With all my love, ton amour
Jorge


Luso, Angola  6th November 1974
My dearest Cucu,
            It appears impossible but it is  true that I am writing you from Angola in Luso.  I was in Kinshasa three days in a very delicate mission.  I must confess that I was very frightened with that mission in Kinshasa where UNITA adversaries are consolidated.  The mission was accomplished with success and we did open another door.
            Last night I had long discussions with our leader and other members of UNITA's politbureau about our marriage.  I did put the case to them and I did ask for their revolutionary blessings.  Surprisingly, everybody was happy and their blessings were extended to me and to you.  Naturally, UNITA would love our marriage to take place inside Angola and in the liberated areas, but material conditions and time do not favour this revolutionary luxury, therefore we may marry in USA with the blessings of our parents.
With all my love, je t'embrace comme toujours,
   
Jorge Sangumba

*
*        *

Kinshasa, November, 23, 1974
My love Connie,
            How are you? How are your studies going?
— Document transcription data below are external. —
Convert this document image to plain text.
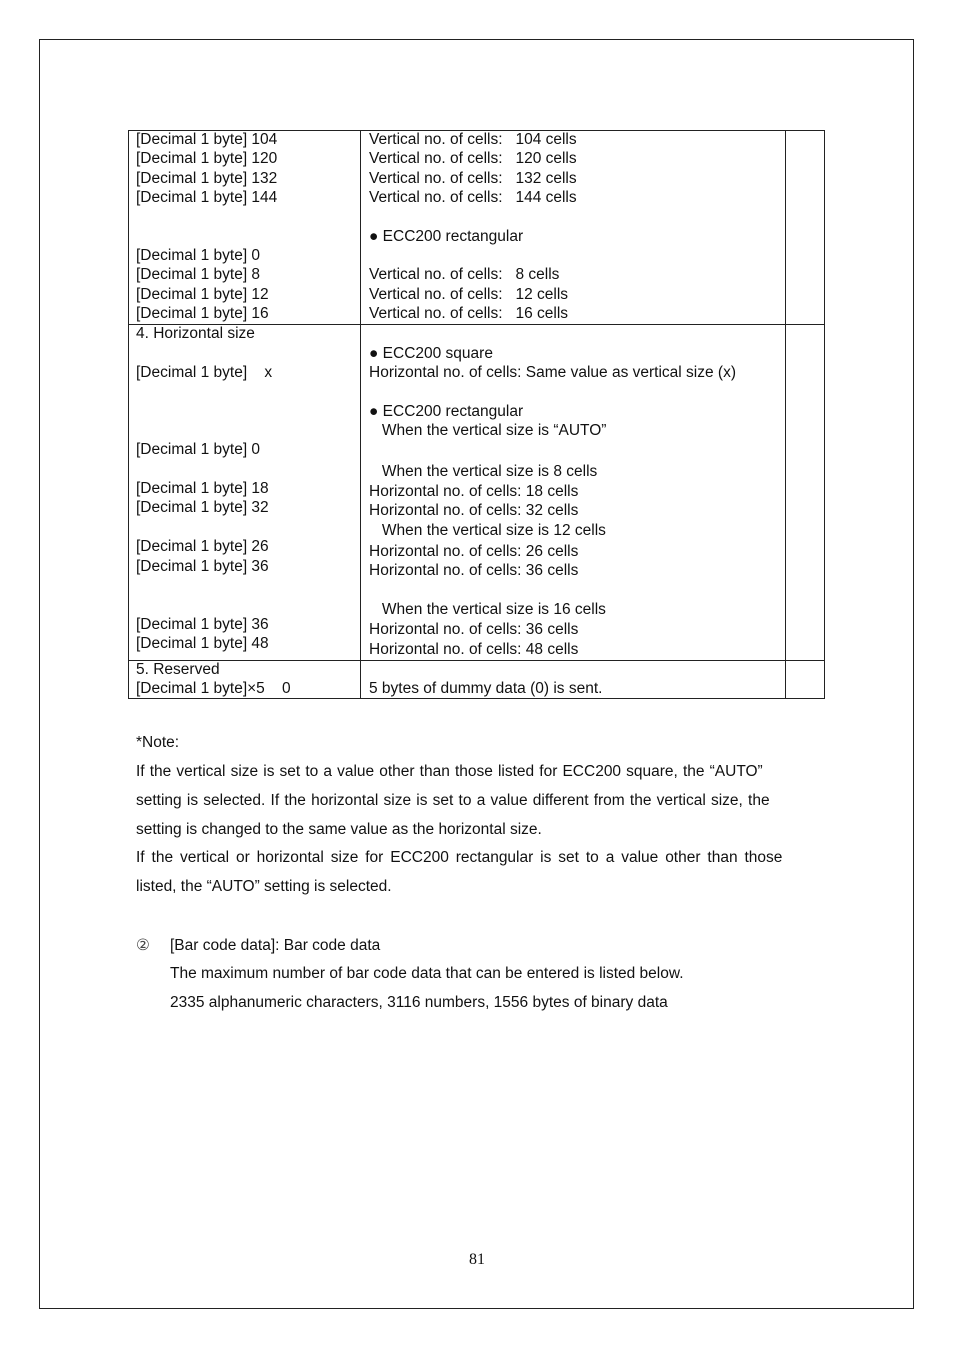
[Decimal 1 byte] 104
[Decimal 1 byte] 120
[Decimal 1 byte] 132
[Decimal 1 byte] 144
[Decimal 1 byte] 0
[Decimal 1 byte] 8
[Decimal 1 byte] 12
[Decimal 1 byte] 16
Vertical no. of cells:   104 cells
Vertical no. of cells:   120 cells
Vertical no. of cells:   132 cells
Vertical no. of cells:   144 cells
● ECC200 rectangular
Vertical no. of cells:   8 cells
Vertical no. of cells:   12 cells
Vertical no. of cells:   16 cells
4. Horizontal size
[Decimal 1 byte]    x
[Decimal 1 byte] 0
[Decimal 1 byte] 18
[Decimal 1 byte] 32
[Decimal 1 byte] 26
[Decimal 1 byte] 36
[Decimal 1 byte] 36
[Decimal 1 byte] 48
● ECC200 square
Horizontal no. of cells: Same value as vertical size (x)
● ECC200 rectangular
When the vertical size is “AUTO”
When the vertical size is 8 cells
Horizontal no. of cells: 18 cells
Horizontal no. of cells: 32 cells
When the vertical size is 12 cells
Horizontal no. of cells: 26 cells
Horizontal no. of cells: 36 cells
When the vertical size is 16 cells
Horizontal no. of cells: 36 cells
Horizontal no. of cells: 48 cells
5. Reserved
[Decimal 1 byte]×5    0	5 bytes of dummy data (0) is sent.
*Note:
If the vertical size is set to a value other than those listed for ECC200 square, the “AUTO”
setting is selected. If the horizontal size is set to a value different from the vertical size, the
setting is changed to the same value as the horizontal size.
If the vertical or horizontal size for ECC200 rectangular is set to a value other than those
listed, the “AUTO” setting is selected.
② [Bar code data]: Bar code data
The maximum number of bar code data that can be entered is listed below.
2335 alphanumeric characters, 3116 numbers, 1556 bytes of binary data
81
I am now in Kinshasa in a UNITA delegation led by comrade Jonas Savimbi.  I hope you shall have an opportunity to meet Savimbi in flesh.  He is an "extraordinary" person!...
            I may go back to London at middle of December and plans of moving out Ospringe Road are now definite.  I shall move to a more accessible and "bourgeois" area for my present work demands that.  All my collegues in Politbureau advise me to do so.  Also I shall get a small vehicle to move around London.
            So when are you going to Futa (Northern Senegal)?  Are you sure that that old man of 80 years is not strong enough to cause you social embarrassment.  I think that I will not be prepared and pleased to hear again ridiculous stories about assaults and aggressive flirtations on your person from the Senegalese men.  Those are not funny stories.  Take care of yourself, work hard and a good hug and kisses from me.
                                                            With all my love,
                                                           
                                                            Jorge Sangumba

*
*        *

Nairobi, December 14, 1974
My Love Connie,
            How are you?  I just landed in Kenya going tomorrow to Lusaka.  I am going to Lusaka to join the UNITA delegation led by brother SAVIMBI for the negotiations with the Portuguese on independence issues.  Negotiations will take place in Azores on 18/12/74.
            In the last four weeks I felt rather frustrated for failure to talk to you and listen to your New Yorkian accent, baby!  I tried several times from Libreville, Abidjan, Accra, Lagos to get hold of you in the phone, but no luck.  I am still hopeful to come to Dakar and see you before Christmas.
            I think we should get married latest in August or September 1975.  What about that?  Let me end here and wish you all the nice thoughts for today.  I am all the time wtih you.
                                                                        Love,
                                                           
                                                           
                                                            Jorge Sangumba




[1] Jorge’s nickname for  me.
[2] An Angolan businessman and  close friend of Jorge’s.